Thankfully, she left Sunday morning, but only after taking another long shower and using up most of our hot water. I had to ask her to please save some hot water for the rest of us. And I’m glad we have someone looking after the house while we’re away!
LESSON: Be clear about my boundaries BEFORE inviting someone to my
The second drama has been going on mostly in my head, which is almost worse.
I’ve done several tarot parties this week, and most of the response has been positive. However, there have been a couple of comments that have thrown me off. Basically, at the end of the reading, they say, “That’s it? When I had it done before… (or when I read cards…)”. The Fraud Police come in sirens blaring. And I start questioning myself – I’m not psychic.

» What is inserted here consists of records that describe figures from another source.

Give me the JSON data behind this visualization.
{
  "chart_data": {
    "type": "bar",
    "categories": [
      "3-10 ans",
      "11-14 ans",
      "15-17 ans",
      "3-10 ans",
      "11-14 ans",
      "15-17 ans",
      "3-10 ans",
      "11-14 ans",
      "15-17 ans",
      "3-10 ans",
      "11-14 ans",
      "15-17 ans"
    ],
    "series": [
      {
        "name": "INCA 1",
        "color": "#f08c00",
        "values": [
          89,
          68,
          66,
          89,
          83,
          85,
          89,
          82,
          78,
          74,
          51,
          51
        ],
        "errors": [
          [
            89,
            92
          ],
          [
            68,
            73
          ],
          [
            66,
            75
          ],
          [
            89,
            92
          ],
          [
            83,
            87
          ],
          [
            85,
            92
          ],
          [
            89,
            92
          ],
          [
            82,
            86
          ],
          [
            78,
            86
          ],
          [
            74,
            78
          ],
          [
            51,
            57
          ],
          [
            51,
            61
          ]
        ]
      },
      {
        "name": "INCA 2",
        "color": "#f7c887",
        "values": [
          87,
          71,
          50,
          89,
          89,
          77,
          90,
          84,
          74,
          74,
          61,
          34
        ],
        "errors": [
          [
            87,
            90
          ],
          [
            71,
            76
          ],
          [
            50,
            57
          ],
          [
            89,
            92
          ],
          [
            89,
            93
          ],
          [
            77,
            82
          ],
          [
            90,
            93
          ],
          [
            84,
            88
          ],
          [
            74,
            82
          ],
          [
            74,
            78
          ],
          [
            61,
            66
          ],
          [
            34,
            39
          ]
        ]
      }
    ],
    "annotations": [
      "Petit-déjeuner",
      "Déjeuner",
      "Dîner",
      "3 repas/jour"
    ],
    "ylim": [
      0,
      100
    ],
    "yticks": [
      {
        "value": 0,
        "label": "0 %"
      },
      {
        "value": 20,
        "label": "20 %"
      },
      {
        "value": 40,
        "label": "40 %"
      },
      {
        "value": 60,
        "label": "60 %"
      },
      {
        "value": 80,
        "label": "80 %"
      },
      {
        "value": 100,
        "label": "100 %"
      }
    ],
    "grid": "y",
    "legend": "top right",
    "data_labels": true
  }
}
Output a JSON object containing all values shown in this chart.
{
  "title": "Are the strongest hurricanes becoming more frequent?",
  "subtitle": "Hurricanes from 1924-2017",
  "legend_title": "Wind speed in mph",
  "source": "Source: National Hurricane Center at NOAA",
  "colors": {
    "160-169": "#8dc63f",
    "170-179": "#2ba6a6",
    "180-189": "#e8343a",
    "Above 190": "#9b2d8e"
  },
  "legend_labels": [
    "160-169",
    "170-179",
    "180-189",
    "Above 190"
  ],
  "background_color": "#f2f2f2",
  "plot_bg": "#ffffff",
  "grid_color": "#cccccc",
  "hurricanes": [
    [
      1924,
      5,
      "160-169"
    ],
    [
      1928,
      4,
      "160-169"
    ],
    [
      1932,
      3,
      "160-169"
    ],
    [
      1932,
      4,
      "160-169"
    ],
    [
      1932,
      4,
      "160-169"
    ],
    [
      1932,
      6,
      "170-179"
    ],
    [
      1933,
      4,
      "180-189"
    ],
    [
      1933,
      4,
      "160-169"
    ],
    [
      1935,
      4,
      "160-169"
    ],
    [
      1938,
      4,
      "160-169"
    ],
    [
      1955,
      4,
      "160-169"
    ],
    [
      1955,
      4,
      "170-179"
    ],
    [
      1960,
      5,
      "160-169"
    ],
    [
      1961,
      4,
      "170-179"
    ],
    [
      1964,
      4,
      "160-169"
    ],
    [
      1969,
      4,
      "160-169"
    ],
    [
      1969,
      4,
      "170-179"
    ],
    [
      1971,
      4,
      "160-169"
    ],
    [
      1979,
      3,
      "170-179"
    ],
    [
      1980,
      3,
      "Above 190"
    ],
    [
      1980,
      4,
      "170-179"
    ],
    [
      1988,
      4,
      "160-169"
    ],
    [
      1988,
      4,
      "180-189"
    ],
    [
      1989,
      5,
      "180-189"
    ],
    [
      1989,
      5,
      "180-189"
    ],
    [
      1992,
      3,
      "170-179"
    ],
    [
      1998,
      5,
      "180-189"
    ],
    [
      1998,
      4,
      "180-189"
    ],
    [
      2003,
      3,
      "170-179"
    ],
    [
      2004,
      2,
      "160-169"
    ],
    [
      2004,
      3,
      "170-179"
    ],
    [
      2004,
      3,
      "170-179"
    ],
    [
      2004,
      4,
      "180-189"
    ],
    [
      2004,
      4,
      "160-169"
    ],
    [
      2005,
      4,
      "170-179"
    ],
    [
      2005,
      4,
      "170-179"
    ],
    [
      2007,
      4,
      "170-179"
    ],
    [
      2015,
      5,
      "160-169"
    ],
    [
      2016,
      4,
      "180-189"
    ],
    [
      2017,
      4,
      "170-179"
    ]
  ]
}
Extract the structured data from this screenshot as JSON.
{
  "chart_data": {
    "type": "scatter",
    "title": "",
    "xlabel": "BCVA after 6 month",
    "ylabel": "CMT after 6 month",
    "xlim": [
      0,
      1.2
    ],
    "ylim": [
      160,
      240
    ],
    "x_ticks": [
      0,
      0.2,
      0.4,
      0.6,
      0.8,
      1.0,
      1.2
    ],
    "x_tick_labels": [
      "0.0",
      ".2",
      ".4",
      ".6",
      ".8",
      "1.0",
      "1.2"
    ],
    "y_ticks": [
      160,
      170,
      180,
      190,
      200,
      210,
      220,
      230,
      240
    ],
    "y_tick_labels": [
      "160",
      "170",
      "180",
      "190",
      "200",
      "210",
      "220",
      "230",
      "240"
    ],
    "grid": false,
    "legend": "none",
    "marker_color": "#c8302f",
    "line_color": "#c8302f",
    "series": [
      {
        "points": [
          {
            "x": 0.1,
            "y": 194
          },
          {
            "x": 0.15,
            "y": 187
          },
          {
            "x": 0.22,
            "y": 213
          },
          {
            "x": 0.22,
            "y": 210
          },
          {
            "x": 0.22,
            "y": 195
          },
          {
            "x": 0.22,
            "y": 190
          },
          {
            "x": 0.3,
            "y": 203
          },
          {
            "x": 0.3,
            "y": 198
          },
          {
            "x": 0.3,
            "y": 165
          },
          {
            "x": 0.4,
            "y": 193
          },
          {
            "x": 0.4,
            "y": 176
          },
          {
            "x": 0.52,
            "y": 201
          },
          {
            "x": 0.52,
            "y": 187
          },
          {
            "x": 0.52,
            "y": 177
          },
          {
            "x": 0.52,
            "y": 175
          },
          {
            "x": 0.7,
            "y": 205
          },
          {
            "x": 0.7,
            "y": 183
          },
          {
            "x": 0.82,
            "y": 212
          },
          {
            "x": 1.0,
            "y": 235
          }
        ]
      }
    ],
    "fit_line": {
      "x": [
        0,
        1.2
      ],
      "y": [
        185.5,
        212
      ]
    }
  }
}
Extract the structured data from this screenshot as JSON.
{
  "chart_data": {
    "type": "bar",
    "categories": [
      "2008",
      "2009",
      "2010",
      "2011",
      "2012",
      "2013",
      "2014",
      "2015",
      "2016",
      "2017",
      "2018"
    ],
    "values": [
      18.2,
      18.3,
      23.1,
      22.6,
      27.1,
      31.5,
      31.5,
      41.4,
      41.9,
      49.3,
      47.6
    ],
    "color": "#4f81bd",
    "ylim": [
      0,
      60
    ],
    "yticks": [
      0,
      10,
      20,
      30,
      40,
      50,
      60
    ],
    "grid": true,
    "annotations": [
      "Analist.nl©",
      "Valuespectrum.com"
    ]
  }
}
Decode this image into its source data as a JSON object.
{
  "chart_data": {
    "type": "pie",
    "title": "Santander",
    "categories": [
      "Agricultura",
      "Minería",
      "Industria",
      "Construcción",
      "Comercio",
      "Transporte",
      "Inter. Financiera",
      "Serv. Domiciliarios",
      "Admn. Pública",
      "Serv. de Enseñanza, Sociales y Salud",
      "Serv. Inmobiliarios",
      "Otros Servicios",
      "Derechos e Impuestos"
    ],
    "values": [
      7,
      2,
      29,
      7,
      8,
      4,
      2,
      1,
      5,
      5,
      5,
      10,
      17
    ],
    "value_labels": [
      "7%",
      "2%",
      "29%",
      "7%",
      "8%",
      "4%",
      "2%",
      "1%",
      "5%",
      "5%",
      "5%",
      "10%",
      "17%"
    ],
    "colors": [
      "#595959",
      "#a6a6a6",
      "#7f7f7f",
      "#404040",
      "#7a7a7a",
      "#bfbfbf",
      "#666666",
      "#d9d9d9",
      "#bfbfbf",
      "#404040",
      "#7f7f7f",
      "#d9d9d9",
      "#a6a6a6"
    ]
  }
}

I’m not good enough. Who do I think I am reading cards for other people? It doesn’t matter that I’ve done hundreds of readings now that people have appreciated or found helpful. Nope. One criticism (or in this case, three in one week), and I’m a fraud.
So now begins the process of rebuilding my shattered self-confidence. I’m snuggling my boys, and chatting and laughing with friends. It’s amazing how much a good laugh will raise your mood! I’ll be visiting one of my mentors tomorrow. And I’ll be with my family very soon. Writing about it helps, too.